Страховщики критикуют идею платного доступа к врачебной тайне

Представители страхового сообщества критикуют идею платного доступа к сведениям, составляющим врачебную тайну. Такое предложение содержится в отзыве Минэкономразвития РФ на законопроект Минфина.

Финансовое ведомство еще в апреле разослало на согласование поправки к закону «Об организации страхового дела в РФ», согласно которым организации и индивидуальные предприниматели обязаны представлять страховщикам запрашиваемую ими информацию, связанную с наступлением страхового случая и необходимую для решения вопроса о страховой выплате. Поправки уточняют, что при запросе информации, составляющей врачебную тайну, такие сведения предоставляются страховщику при наличии письменного согласия лица или его законного представителя на обработку персональных данных, сообщил «Коммерсантъ».

страховщики критикуют идею платного доступа к врачебной тайне

Врачебная тайна в поправках — это подтверждение установления диагноза с указанием даты, фиксация обращения в медорганизацию или подтверждение установления лицу первой-третьей групп инвалидности с указанием даты проведения медико-социальной экспертизы.

В страховом сообществе рассчитывают, что оформление законом доступа к врачебной тайне позволит им снизить выплаты мошенникам, Однако не согласны с тем, что за предоставление сведений необходимо платить.

Как заявил порталу Medvestnik.ru президент Межрегионального союза медицинских страховщиков Дмитрий Кузнецов, пытаться заставить платить за доступ к врачебной тайне медстраховщиков, мягко говоря, глупо. «Страховщики в системе ОМС располагают финансовыми средствами, которые они получают исключительно для выполнения предусмотренных законодательством целей. «Я очень сомневаюсь, что целевые средства ОМС целесообразно направлять на нецелевые расходы, то есть не на оплату медицинской помощи, а на получение доступа к персональным данным. В законе об обязательном медицинском страховании даже мысли об этом нет, и больше того, согласно законодательству к врачебной тайне страховщики причастны в том объеме, в котором требуется», — пояснил он.

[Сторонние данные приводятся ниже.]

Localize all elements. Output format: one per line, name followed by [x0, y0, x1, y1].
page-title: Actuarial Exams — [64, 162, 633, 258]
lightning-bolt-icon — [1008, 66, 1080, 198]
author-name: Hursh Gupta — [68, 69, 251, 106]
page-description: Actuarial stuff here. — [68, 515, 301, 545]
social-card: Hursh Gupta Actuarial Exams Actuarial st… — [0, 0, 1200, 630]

По его словам, есть сомнения в целесообразности взимания платы и за рамками ОМС. «При заключении договора с компанией, занимающейся ДМС, гражданин точно также дает согласие на получение сведений о своей врачебной тайне. Тогда на каком основании медучреждение или кто там планирует быть оператором персональных данных, которые должны передаваться страховой организации, будут брать деньги? То же и со страхованием жизни. То есть, в моем понимании, идея брать со страховых компаний плату за доступ к врачебной тайне — это поиски не совсем адекватного способа зарабатывания денег. Притом, что эти деньги должны тратиться на оказание помощи», — подчеркнул Дмитрий Кузнецов.

Генеральный директор PPF Страхование жизни Сергей Перелыгин также указывает, что страхование жизни выполняет социальную функцию, поэтому государство должно быть заинтересовано в предоставлении доступа к врачебной тайне, чтобы люди оперативно получали выплаты от страховщиков. В то же время, по его словам, у страхового сообщества есть понимание, что для разработки новых процедур и систем нужны инвестиции. И если доступ к системе с медкартами будет приемлемым по качеству и цене, они будут готовы за это не заплатить.

Сбор данных о пациенте — сложная работа, и она должна оплачиваться как страховщиками в системе ОМС, так и коммерческими организациями, уверен глава НИИ организации здравоохранения и медицинского менеджмента Москвы Давид Мелик-Гусейнов. Требовать оплату только с последних несправедливо.

Между тем в Минздраве РФ не разделяют эту точку зрения, по крайней мере, в отношении СМО. Там отметили, что рассматриваемый законопроект ничего не меняет в правовом статусе врачебной тайны, установленном Федеральным законом «Об основах охраны здоровья граждан»: сведения о состоянии здоровья гражданина составляют врачебную тайну и могут быть предоставлены страховщику или любому другому субъекту правоотношений только с письменного согласия гражданина или его законного представителя.

«Кроме того, важно иметь в виду, что в обязательном медицинском страховании нет коллизий, на решение которых направлен законопроект Минфина: право на обязательное медицинское страхование не обуславливается состоянием здоровья граждан, а, следовательно, у страховых компаний, работающих в ОМС, нет задачи выяснять, насколько здоров или не здоров гражданин, хоть уже застрахованный, хоть собирающийся застраховаться по ОМС», — сообщили РИА «Новости» в пресс-служба ведомства.